How have stocks reacted in prior scenarios?
• 1995-96 government shutdown. The Standard & Poor's 500 fell 3.7% during the government shutdown period that ran from mid-December 1995 to early January 1996, according to S&P Capital IQ. The good news is stocks quickly rebounded after the government got back to work, rising 10.5% in the subsequent month.
• Debt ceiling fight in summer 2011. Stocks took a big hit despite Congress' last-minute deal announced by President Obama on July 31. The damage from political dysfunction was already done. From the time Moody's Investors Service, a credit-rating agency, put the USA's triple-A rating on "negative watch" on July 13, to the actual downgrade from Standard & Poor's on Aug. 5 and through the Aug. 10 low, the Dow tumbled 1,700 points, or nearly 14%. The Dow didn't make back those losses until five months later.

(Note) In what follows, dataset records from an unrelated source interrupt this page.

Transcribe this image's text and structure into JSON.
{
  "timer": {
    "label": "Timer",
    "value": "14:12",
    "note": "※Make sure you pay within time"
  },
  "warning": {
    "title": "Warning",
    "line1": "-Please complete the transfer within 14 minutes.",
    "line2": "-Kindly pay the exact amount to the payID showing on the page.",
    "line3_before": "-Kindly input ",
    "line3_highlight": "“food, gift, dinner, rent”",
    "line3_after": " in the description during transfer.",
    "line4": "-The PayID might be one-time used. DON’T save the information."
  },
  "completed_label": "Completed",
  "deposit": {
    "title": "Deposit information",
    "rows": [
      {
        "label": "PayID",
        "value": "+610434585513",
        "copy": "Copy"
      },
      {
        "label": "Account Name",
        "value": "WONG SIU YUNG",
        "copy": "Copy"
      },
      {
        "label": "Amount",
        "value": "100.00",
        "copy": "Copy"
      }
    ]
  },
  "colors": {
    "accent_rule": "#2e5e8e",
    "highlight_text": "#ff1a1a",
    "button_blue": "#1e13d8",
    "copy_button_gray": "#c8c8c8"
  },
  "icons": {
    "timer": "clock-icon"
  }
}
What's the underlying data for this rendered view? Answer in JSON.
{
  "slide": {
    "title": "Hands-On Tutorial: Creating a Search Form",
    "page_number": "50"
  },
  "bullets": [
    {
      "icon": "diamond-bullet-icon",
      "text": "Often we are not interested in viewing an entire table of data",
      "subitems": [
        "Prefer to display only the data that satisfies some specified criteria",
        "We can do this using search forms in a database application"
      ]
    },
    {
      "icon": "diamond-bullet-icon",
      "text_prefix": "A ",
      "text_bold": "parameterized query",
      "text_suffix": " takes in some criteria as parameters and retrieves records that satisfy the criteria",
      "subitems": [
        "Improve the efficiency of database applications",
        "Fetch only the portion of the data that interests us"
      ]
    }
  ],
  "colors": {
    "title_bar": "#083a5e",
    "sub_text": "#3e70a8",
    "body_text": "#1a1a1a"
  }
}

• 'Fiscal cliff' fears December 2012. After Obama won a second term, Wall Street shifted its focus to the automatic government cuts and tax hikes, dubbed the "fiscal cliff," that were looming at year's end 2012. From the Dec. 18 high to the Dec. 28 low, the Dow fell more than 400 points, or 3.1%. But after Congress averted the cliff and softened the fiscal blow with a Jan. 1, 2013, deal, the Dow soared more than 300 points on the first trading day of 2013, wiping out all its losses.
If a shutdown occurs, Gapen says stocks will likely suffer just a "temporary setback," as they did in 1995-96 and the recent fiscal-cliff fight. However, a default and adverse credit event for the U.S. could be "immeasurably more disruptive," more akin to 2011's debt-ceiling fight, he warns.